Experts say the region of Southeast Asia, stretching from Sumatra in the west to the Philippines in the north and the Solomons in the east, contains 75 percent of the world’s coral species.
But they fear that if the climate warms at the rate many scientists expect, it could be gone by the end of the century, robbing more than 100 million people of their livelihoods and destroying a nature-based tourism industry worth an estimated $12 billion a year.
East Timor is hoping to capture a slice of that market before time runs out, not on the reefs but on the UN mission (UNMIT) in the country, whose more than 1,500 well-heeled personnel that remain in East Timor form the backbone of the local economy.
“When the UN completely pulls out by the end of 2012 ... there will be hundreds of highly-paid UN personnel who will leave,” Ramos-Horta explained.
“So we have to create new demand and we do that by promoting tourism ... (and) by bringing in investors.”
Brian Blackburn said the poverty around Dili “breaks your heart”, and while he agreed the country desperately needed development he hoped a balance could be struck between the drive to increase tourism, the environment and the local way of life.
“What it needs to do to attract tourists is what you don’t want it to do.

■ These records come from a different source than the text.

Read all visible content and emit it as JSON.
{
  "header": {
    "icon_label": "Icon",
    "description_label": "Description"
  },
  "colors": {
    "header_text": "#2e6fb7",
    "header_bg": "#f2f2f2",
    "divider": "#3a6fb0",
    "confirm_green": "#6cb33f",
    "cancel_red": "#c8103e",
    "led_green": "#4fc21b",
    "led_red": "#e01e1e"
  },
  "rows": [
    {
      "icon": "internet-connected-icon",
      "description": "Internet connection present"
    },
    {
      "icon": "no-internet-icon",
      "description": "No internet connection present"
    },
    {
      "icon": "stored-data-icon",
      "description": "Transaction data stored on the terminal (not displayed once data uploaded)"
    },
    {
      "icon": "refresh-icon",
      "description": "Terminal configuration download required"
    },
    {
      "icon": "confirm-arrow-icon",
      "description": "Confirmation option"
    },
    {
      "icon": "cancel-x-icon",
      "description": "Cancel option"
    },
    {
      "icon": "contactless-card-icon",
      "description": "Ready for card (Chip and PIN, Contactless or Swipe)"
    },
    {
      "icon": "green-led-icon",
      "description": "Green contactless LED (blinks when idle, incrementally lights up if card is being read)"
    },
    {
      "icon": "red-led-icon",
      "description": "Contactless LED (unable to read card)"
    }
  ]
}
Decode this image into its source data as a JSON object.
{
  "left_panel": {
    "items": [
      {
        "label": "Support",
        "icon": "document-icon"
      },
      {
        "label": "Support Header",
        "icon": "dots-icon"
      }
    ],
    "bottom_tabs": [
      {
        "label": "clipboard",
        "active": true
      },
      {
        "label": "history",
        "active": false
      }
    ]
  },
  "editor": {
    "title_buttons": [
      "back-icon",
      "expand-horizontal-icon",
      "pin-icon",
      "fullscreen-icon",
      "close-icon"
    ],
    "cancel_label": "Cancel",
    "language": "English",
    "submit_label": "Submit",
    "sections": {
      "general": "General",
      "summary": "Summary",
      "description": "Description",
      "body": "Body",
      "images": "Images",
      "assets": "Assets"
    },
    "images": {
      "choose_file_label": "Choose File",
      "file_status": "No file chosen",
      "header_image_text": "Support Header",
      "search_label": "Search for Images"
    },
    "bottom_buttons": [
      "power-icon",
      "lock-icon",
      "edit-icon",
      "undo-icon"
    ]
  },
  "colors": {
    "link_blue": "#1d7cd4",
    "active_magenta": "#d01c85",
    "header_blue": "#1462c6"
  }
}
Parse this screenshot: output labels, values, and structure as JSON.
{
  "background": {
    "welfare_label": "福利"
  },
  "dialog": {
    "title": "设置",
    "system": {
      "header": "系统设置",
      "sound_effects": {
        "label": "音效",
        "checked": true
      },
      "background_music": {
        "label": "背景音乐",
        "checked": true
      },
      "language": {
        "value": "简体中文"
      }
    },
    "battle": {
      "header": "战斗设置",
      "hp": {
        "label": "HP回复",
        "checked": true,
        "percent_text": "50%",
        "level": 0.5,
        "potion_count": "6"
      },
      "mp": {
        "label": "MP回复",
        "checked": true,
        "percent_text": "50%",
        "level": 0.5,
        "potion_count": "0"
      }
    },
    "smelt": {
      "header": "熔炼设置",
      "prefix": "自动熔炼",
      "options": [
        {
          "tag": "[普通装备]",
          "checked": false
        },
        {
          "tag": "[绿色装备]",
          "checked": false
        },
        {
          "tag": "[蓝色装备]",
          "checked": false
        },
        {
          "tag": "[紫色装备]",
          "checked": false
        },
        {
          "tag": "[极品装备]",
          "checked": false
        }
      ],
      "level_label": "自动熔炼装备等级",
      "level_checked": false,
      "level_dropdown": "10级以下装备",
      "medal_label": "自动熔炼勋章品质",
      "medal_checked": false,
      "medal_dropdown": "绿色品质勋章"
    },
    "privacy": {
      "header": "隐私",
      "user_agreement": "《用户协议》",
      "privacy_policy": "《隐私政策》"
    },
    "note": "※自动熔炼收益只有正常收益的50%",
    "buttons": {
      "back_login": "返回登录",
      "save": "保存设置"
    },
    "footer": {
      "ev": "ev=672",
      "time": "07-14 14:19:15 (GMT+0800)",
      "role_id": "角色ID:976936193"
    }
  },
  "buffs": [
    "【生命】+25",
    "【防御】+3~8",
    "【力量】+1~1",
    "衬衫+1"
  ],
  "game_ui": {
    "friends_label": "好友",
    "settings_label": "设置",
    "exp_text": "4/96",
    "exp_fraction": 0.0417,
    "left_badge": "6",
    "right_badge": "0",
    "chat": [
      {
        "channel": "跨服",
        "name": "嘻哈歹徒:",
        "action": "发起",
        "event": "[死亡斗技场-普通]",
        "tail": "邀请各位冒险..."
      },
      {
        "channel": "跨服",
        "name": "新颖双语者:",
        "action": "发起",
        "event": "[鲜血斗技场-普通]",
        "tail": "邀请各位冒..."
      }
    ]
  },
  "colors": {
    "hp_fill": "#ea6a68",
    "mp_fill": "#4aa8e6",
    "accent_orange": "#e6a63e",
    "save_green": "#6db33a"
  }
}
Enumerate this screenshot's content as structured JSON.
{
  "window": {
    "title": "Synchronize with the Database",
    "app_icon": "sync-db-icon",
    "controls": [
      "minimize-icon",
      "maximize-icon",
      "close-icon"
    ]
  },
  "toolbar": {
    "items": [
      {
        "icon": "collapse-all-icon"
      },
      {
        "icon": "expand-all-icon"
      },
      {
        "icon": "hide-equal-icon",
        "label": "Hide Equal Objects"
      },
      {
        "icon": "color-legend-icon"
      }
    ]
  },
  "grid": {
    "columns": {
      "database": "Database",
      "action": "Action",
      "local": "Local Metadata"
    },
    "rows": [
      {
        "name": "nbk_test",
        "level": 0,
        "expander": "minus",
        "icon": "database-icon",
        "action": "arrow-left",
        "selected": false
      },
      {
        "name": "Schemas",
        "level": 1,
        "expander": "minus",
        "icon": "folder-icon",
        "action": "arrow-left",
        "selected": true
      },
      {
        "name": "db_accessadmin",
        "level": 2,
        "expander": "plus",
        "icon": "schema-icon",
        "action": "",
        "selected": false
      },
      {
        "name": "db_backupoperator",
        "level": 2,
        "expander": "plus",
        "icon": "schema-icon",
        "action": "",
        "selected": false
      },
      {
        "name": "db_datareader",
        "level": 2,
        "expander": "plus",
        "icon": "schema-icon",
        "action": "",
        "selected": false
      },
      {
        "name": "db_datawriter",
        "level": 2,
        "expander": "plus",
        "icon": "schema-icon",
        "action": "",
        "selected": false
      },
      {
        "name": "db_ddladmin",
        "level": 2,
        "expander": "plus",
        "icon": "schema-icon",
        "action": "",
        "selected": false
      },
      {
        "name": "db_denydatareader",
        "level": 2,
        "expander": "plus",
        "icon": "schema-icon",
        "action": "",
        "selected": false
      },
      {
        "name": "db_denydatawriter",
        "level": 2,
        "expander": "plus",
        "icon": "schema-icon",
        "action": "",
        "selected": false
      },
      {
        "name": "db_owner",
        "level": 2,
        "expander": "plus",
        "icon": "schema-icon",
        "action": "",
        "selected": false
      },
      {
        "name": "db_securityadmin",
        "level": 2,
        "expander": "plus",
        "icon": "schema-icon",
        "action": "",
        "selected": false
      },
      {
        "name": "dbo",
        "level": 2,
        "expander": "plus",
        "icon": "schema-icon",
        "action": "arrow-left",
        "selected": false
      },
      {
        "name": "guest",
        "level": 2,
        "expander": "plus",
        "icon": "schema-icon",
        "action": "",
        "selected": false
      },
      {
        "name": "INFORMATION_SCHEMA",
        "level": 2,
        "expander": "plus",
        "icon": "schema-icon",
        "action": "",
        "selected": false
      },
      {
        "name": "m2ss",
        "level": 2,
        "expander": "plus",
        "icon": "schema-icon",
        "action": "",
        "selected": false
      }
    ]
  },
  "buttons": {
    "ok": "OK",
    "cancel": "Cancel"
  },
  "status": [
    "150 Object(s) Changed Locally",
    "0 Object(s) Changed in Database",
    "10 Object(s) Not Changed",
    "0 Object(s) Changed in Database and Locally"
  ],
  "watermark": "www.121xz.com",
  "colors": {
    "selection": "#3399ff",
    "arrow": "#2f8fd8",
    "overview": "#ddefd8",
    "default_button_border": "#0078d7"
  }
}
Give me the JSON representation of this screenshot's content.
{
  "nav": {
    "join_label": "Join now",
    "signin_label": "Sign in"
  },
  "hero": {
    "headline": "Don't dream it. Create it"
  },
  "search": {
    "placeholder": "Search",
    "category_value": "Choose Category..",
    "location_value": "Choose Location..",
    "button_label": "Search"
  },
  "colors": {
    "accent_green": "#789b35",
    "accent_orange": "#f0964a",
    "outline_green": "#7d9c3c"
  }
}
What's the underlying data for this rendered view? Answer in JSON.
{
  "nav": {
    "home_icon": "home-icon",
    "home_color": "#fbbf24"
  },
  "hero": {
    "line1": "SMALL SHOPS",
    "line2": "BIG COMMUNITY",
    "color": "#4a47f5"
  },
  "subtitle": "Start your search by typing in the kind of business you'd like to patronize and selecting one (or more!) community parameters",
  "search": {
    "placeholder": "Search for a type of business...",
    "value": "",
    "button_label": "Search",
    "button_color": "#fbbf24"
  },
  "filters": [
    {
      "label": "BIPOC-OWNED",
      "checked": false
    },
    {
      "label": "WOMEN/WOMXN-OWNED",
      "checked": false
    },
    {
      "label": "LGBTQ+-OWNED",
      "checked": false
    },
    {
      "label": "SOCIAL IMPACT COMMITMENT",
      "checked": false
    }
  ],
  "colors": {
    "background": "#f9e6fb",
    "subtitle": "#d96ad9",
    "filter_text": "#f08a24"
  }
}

It needs big Hyatt resorts right on the beach, with everything paved and none of this dirt road stuff,” he said.
“But that’s not what you want — that’s not East Timor.”
Gina said the couple’s East Timor adventure was a radical departure from their usual holidays in Caribbean resorts.
“It makes us more appreciative of what we have, and realize how spoiled we are compared to them (the East Timorese). Americans have it all but we’re not smiling. They have nothing but they laugh. They’re happy people,” she said.